Opening Doors in Vancouver's East End: Strathcona

Front Cover
Daphne Marlatt, Carole Itter
Harbour Pub., 2011 - Biography & Autobiography - 239 pages
There was nothing but parties in Hogan's Alley, a black musician named Austin Phillips reminisced in 1977, Night time, anytime, and Sundays all day. You could go by at 6 or 7 o'clock in the morning and you could hear the juke boxes going, you hear somebody hammering on the piano, playing the guitar, or hear somebody fighting.

The black ghetto of Hogan's Alley was just one of the ethnic neighbourhoods that made the historic Strathcona district the most cosmopolitan and colourful quarter in Vancouver for over a hundred years. Home to Chinatown, Japantown, the Loggers' Skid Row and Little Italy among others, it had been the city's first residential neighbourhood but became the refuge of the city's working and immigrant classes when better-off Vancouverites migrated westward around 1900. By the 1950s planners had declared it a slum slated for demolition, but in the 1960s residents united in a spirited defense that guaranteed Strathcona's survival and revolutionized city planning across Canada.
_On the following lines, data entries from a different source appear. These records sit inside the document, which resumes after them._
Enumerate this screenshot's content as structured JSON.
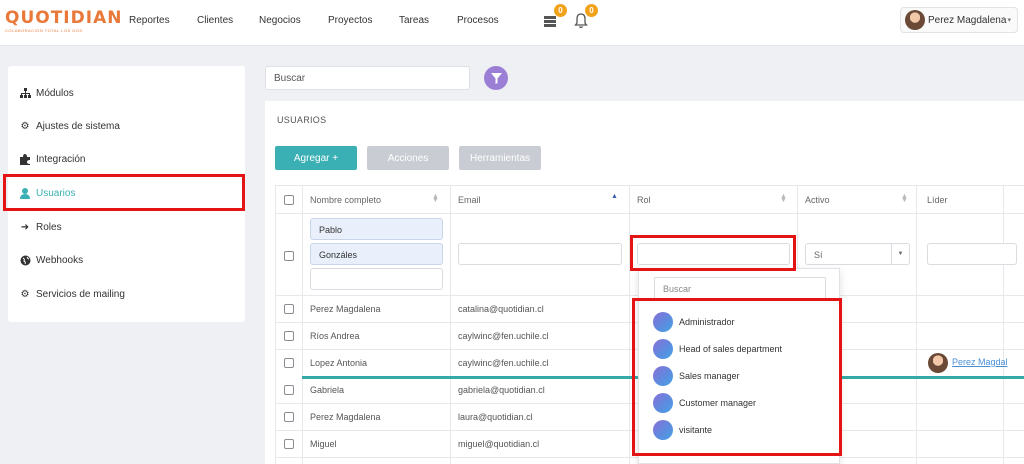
{
  "app": {
    "logo_text": "QUOTIDIAN",
    "logo_tagline": "COLABORACIÓN TOTAL LOS DOS",
    "accent": "#3bb0b4",
    "logo_color": "#e8793a"
  },
  "nav": {
    "items": [
      "Reportes",
      "Clientes",
      "Negocios",
      "Proyectos",
      "Tareas",
      "Procesos"
    ],
    "inbox_badge": "0",
    "bell_badge": "0",
    "user_name": "Perez Magdalena"
  },
  "sidebar": {
    "items": [
      {
        "label": "Módulos",
        "icon": "sitemap-icon"
      },
      {
        "label": "Ajustes de sistema",
        "icon": "gears-icon"
      },
      {
        "label": "Integración",
        "icon": "puzzle-icon"
      },
      {
        "label": "Usuarios",
        "icon": "user-icon",
        "active": true
      },
      {
        "label": "Roles",
        "icon": "arrow-right-icon"
      },
      {
        "label": "Webhooks",
        "icon": "globe-icon"
      },
      {
        "label": "Servicios de mailing",
        "icon": "gear-icon"
      }
    ]
  },
  "search": {
    "placeholder": "Buscar"
  },
  "panel": {
    "title": "USUARIOS",
    "buttons": {
      "add": "Agregar +",
      "actions": "Acciones",
      "tools": "Herramientas"
    }
  },
  "table": {
    "headers": [
      "Nombre completo",
      "Email",
      "Rol",
      "Activo",
      "Líder"
    ],
    "filters": {
      "name_tags": [
        "Pablo",
        "Gonzáles"
      ],
      "activo_value": "Sí"
    },
    "rows": [
      {
        "name": "Perez Magdalena",
        "email": "catalina@quotidian.cl",
        "leader": ""
      },
      {
        "name": "Ríos Andrea",
        "email": "caylwinc@fen.uchile.cl",
        "leader": ""
      },
      {
        "name": "Lopez Antonia",
        "email": "caylwinc@fen.uchile.cl",
        "leader": "Perez Magdal"
      },
      {
        "name": "Gabriela",
        "email": "gabriela@quotidian.cl",
        "leader": ""
      },
      {
        "name": "Perez Magdalena",
        "email": "laura@quotidian.cl",
        "leader": ""
      },
      {
        "name": "Miguel",
        "email": "miguel@quotidian.cl",
        "leader": ""
      }
    ]
  },
  "role_dropdown": {
    "search_placeholder": "Buscar",
    "options": [
      "Administrador",
      "Head of sales department",
      "Sales manager",
      "Customer manager",
      "visitante"
    ]
  }
}
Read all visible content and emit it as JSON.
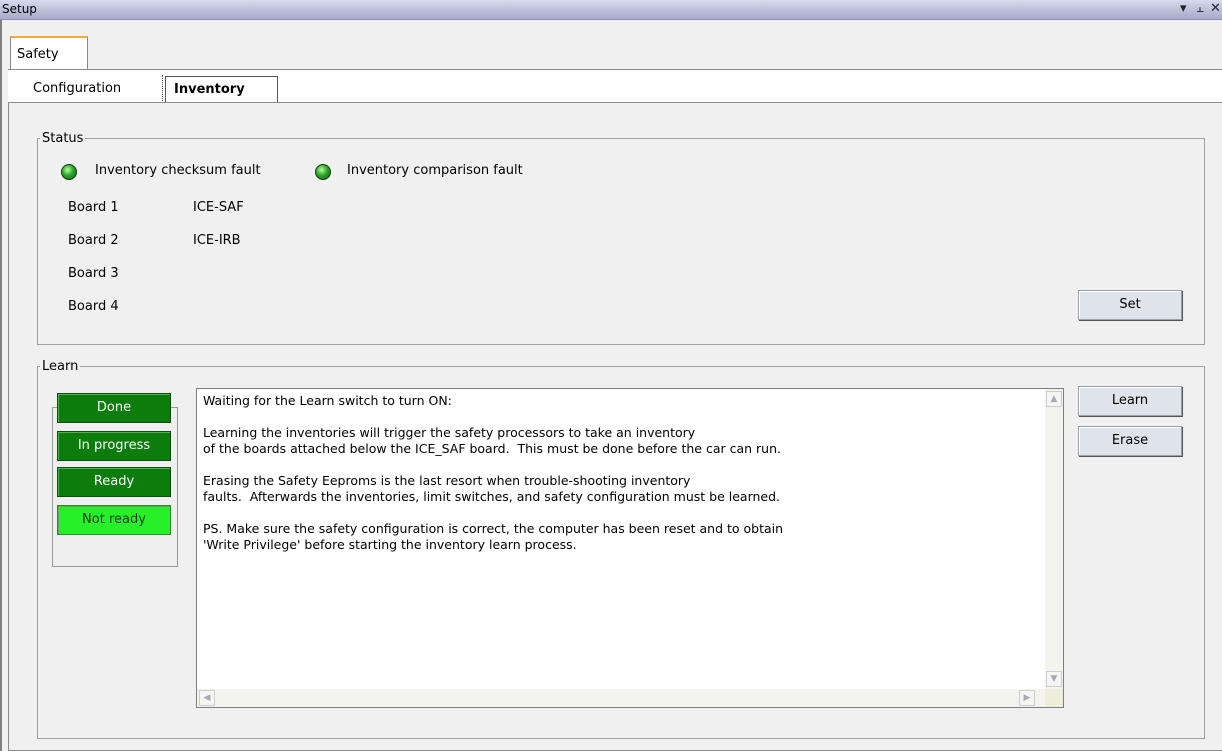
{
  "window": {
    "title": "Setup",
    "controls": [
      "▾",
      " \u0000",
      "×"
    ]
  },
  "tabs": {
    "primary": "Safety",
    "secondary": [
      "Configuration",
      "Inventory"
    ],
    "active_secondary": "Inventory"
  },
  "status": {
    "legend": "Status",
    "checksum_fault": "Inventory checksum fault",
    "comparison_fault": "Inventory comparison fault",
    "boards": [
      {
        "label": "Board 1",
        "value": "ICE-SAF"
      },
      {
        "label": "Board 2",
        "value": "ICE-IRB"
      },
      {
        "label": "Board 3",
        "value": ""
      },
      {
        "label": "Board 4",
        "value": ""
      }
    ],
    "set_button": "Set"
  },
  "learn": {
    "legend": "Learn",
    "indicators": [
      "Done",
      "In progress",
      "Ready",
      "Not ready"
    ],
    "learn_button": "Learn",
    "erase_button": "Erase",
    "message": "Waiting for the Learn switch to turn ON:\n\nLearning the inventories will trigger the safety processors to take an inventory\nof the boards attached below the ICE_SAF board.  This must be done before the car can run.\n\nErasing the Safety Eeproms is the last resort when trouble-shooting inventory\nfaults.  Afterwards the inventories, limit switches, and safety configuration must be learned.\n\nPS. Make sure the safety configuration is correct, the computer has been reset and to obtain\n'Write Privilege' before starting the inventory learn process."
  },
  "colors": {
    "indicator_active": "#0c7d0c",
    "indicator_highlight": "#28f028",
    "tab_accent": "#f2a93b"
  }
}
It had long been known that some of Vancouver's best stories lurked behind the closed doors of the Strathcona district (rock legend Jimi Hendrix spent part of his childhood living there with his grandmother, who is interviewed in this book.) Between 1977 and 1978, Strathcona writers Daphne Marlatt and Carole Itter undertook to open those doors and collect 50 oral histories representing the best of the stories. First published in 1979 as a double issue of the journal Sound Heritage, Opening Doors has been celebrated as one of the best books about Vancouver you couldn't obtain for love nor money. To help mark Vancouver's 125th Anniversary, Harbour is republishing this underground classic as a Raincoast Monograph richly illustrated with vintage photographs.

About the author (2011)

Daphne Marlatt was born July 11, 1942, in Melbourne, Australia. She spent her early childhood in Malaysia and then migrated to Vancouver in 1951. She attended University of British Columbia where she received a Bachelor of Science degree. She completed her MA in Comparative Literature at Indiana University and then received and LL.D. from the University of Western Ontario. Although she is most prominent for her poetry, she has also published fiction and non-fiction. Her published works include Rings, Vancouver Poems, Here & There, How Hug a Stone, Touch to My Tongue, Ana Historic and Two Women in a Birth. She is the recipient of the Brissenden Award and the Macmillan Award for Writing. She currently resides in Vancouver, BC. Carole Itter is an award-winning sculptor and author. Her writing has been featured in various anthologies and literary magazines including in Room of One's Own and Brick.